In “The Minor Adjustment Beauty Salon,” he emphasizes the attachment between Mma Ramotswe and her husband, garage owner J.L.B. Matekoni, who demonstrates his affection by enrolling in the course for husbands run by the most unpleasant woman Mr. McCall Smith has ever written about. Mr. Matekoni doesn’t think much of the class or its teacher, but he does go home and try to cook dinner for the first time. In a hilarious scene, Mma Ramotswe has to explain to her perplexed husband that his favorite mashed potatoes must be cooked first. His second culinary venture is with sausages and what he calls “the red beans that grow in cans.” His wife is greatly touched by such devotion, as she should be.

Not that she is neglecting her detective work. She is still dipping into the works of Clovis Anderson, whom she considers her inspiration as a great American investigator, for advice on how to solve a case of legal identity and the mystery of who is leaving malicious messages in the brand new beauty salon of Mma Sereti, whose face creams have been unjustly denounced as dangerous to the skin. In between, Mma Ramotswe visits friends who ply her with homemade sultana cake that has more than its fair share of sultanas, and frets about local wrongdoing, although she remains tolerant even of those of whose behavior she cannot approve.

The author is at his most hilarious when he tells of mischievous doings in Botswana, such as how Mma Makutsi’s husband, Phuti, used a dead snake in the attic as a device to bring about the departure of an especially temperamental aunt. Phuti’s assurances that the cobra in the attic had gone did not persuade his aunt to leave even when the snake’s skin was found. She fled home to the glee of Mma Makutsi, who knew that Phuti had told the truth about the snake being gone. Its demise was proved by the fact that still bulging inside its skin was a dead rat that had proved too large for the cobra to swallow

There is also the touching story of how Mma Makutsi washes Mma Ramotswe’s muddy feet after she has plodded through a “red brown sea” to get to the Makutsi home. As they sit together and Mma Makutsi offers her advice on a new case, Mma Ramotswe realizes how moved she is by the gesture and how much she has missed her assistant now promoted to associate.

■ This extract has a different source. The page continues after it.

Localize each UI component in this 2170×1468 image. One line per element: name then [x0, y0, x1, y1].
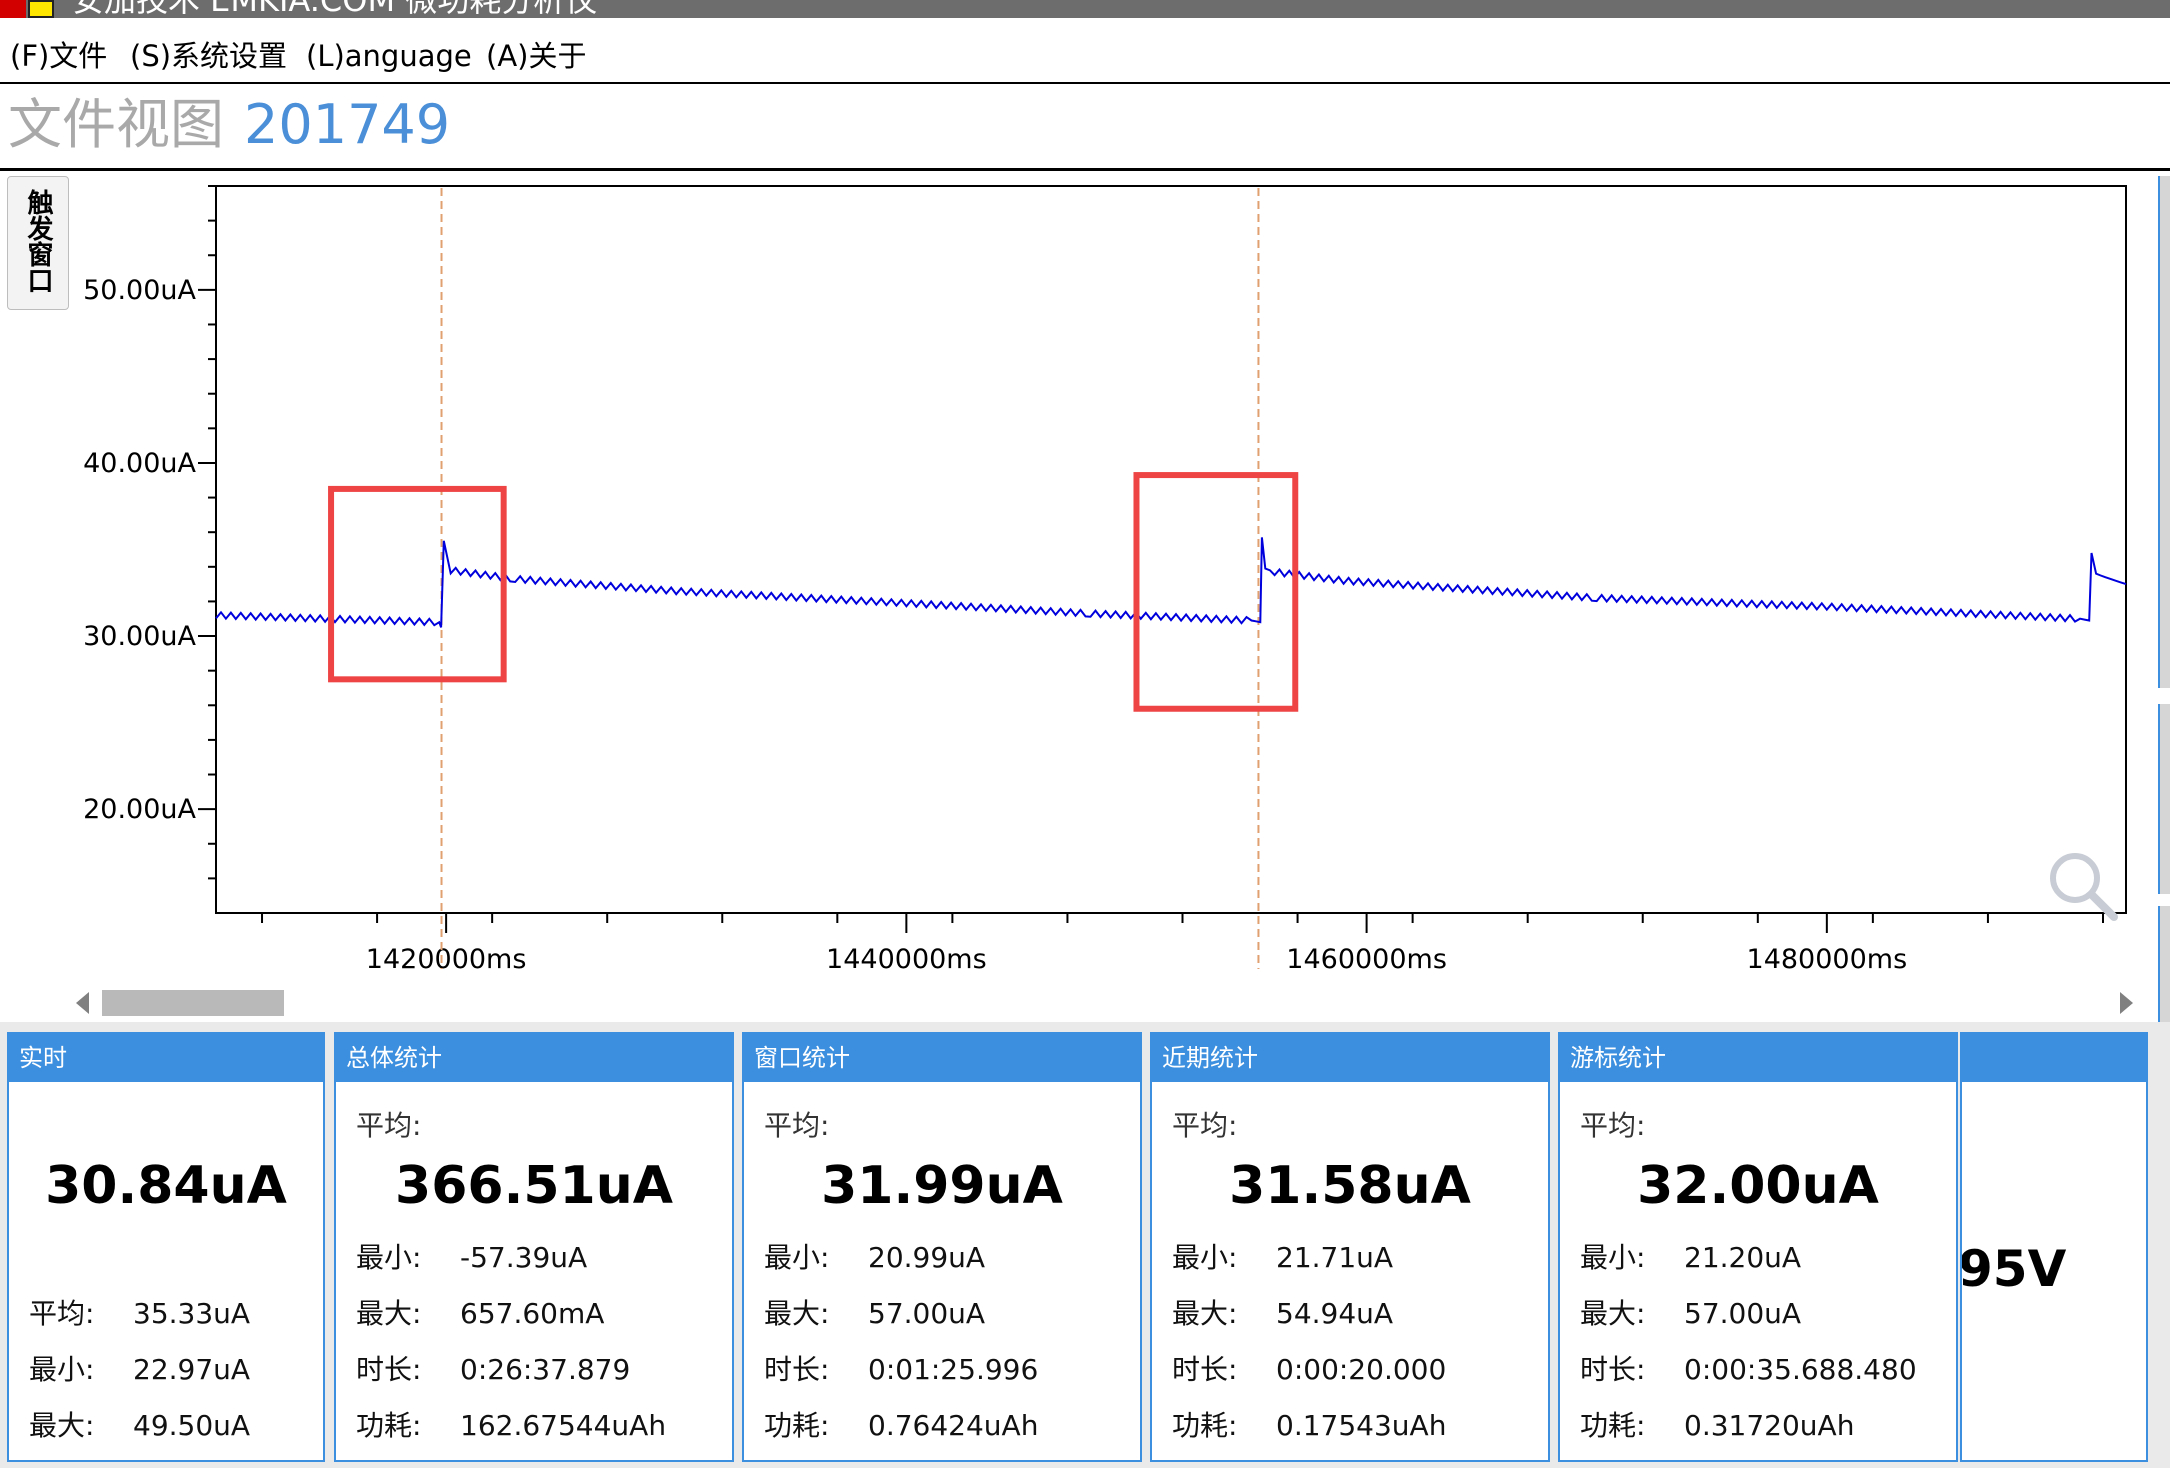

“She wanted to say we are back again in the team that has always worked so well. She wanted to say you were only away for a very short time, but I’ve missed you so much. I’ve missed your odd remarks, I’ve missed your talking shoes. I’ve missed everything.”

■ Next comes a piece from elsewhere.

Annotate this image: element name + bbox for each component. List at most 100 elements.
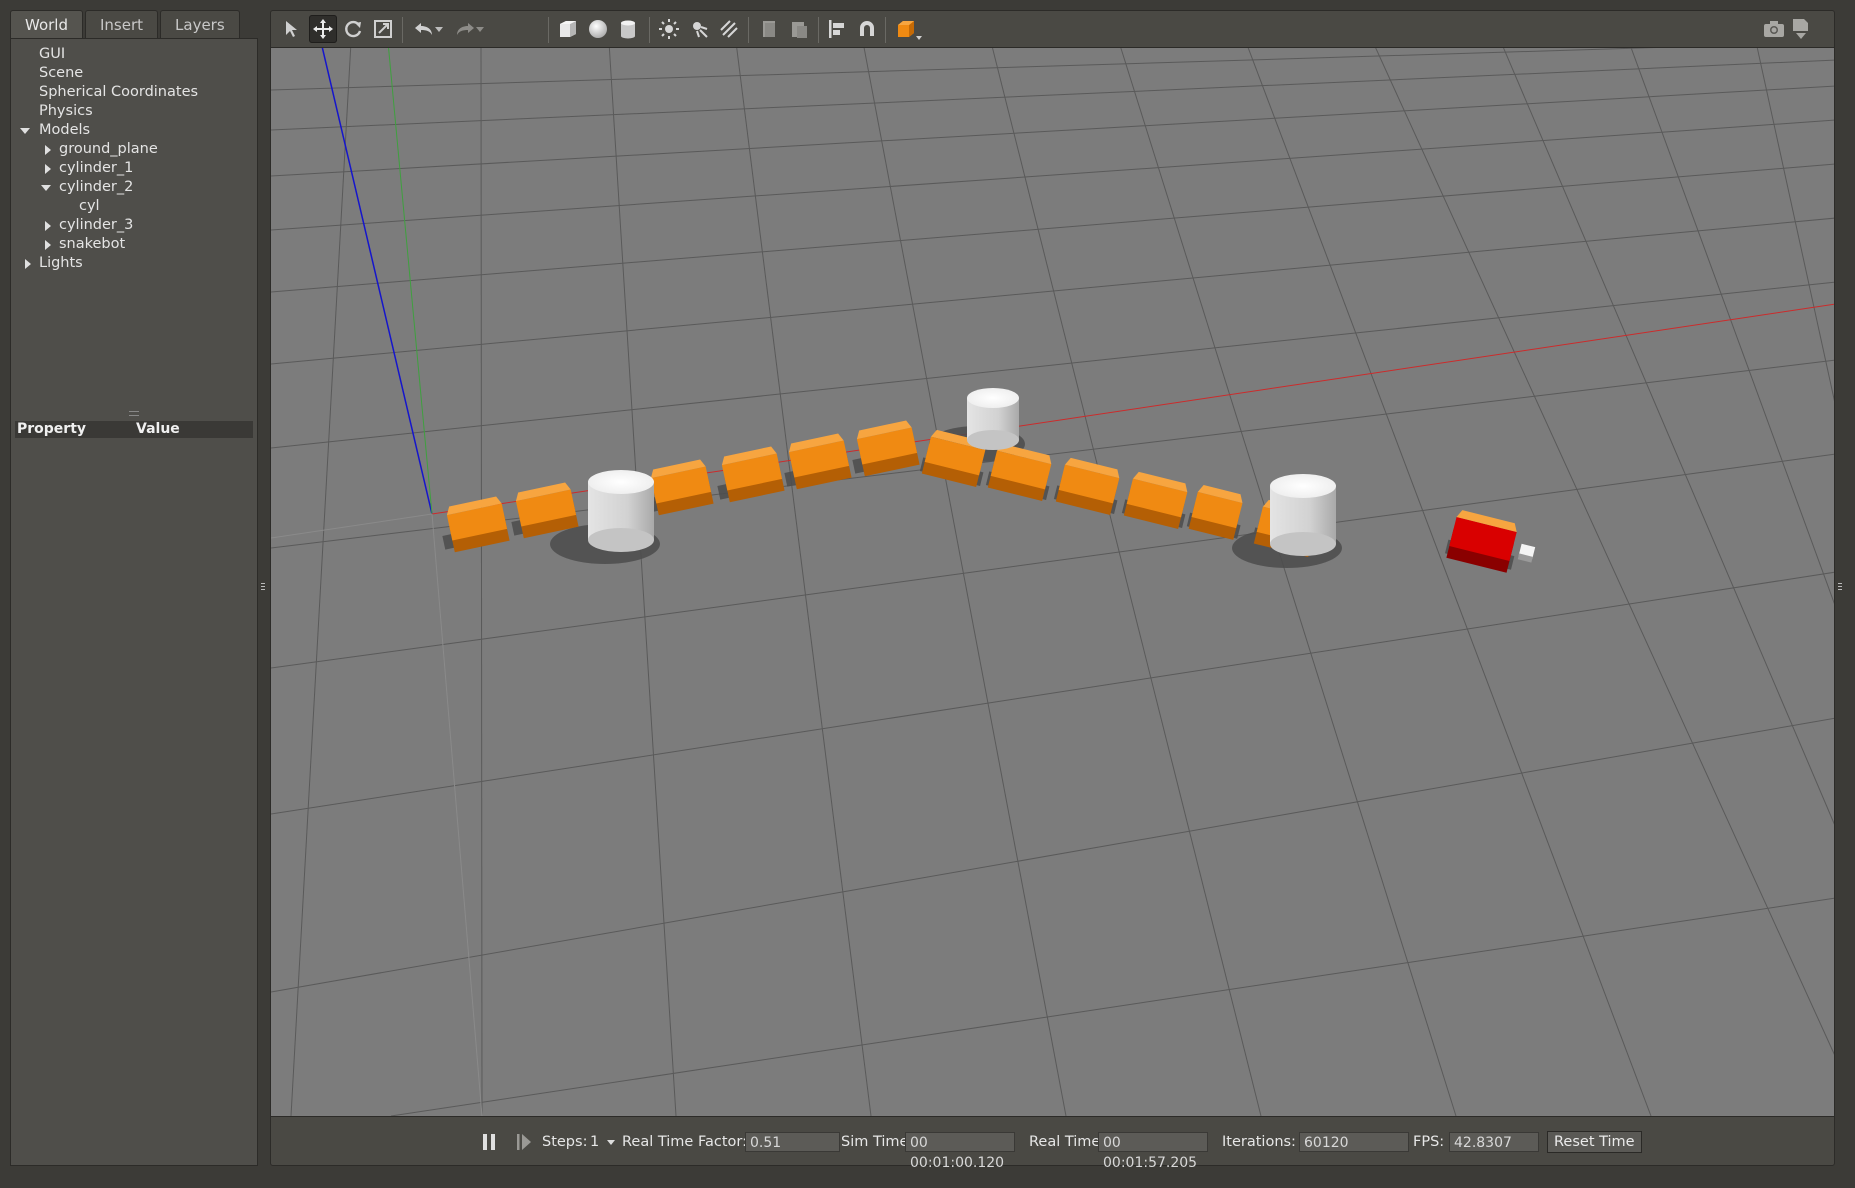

But she doesn’t say such things — “For once again she sensed that our heart is not always able to say what it wants to say and frequently has to content itself with less.”

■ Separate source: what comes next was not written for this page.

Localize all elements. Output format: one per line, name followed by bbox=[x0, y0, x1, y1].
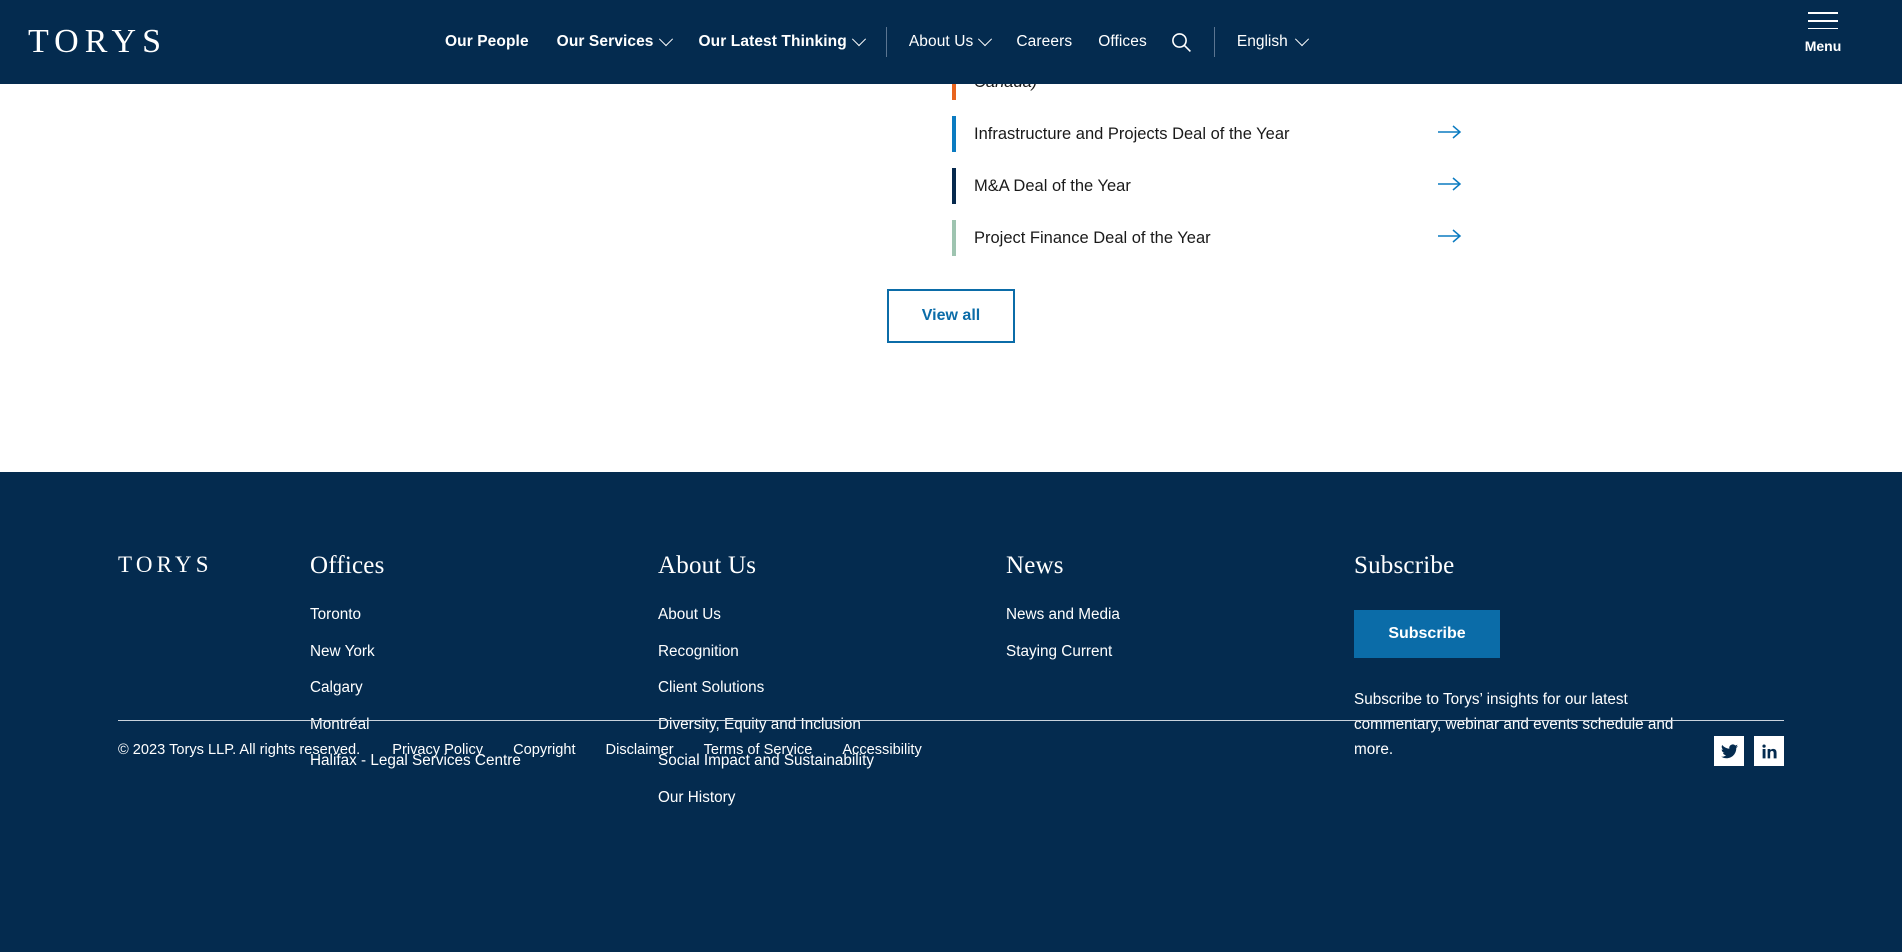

Philosophy of the gentlest nature has always been predominant in Mr. McCall Smith’s books, especially those based in Botswana, about which he clearly has the fondest of memories. Even the troubles that are brought to the No. 1 Ladies’ Detective Agency for solution are resolved by understanding and not anger.

In a partnership of contentment, Mma Ramotswe and Mma Makutsi sit in the twilight and regard their world in silence. “As night embraced Botswana, the red glow in the sky faded, yet still seemed to be there, somehow, well after it had gone.” This is vintage Mr. McCall Smith.

Muriel Dobbin is a former White House and national political reporter for McClatchy newspapers and The Baltimore Sun.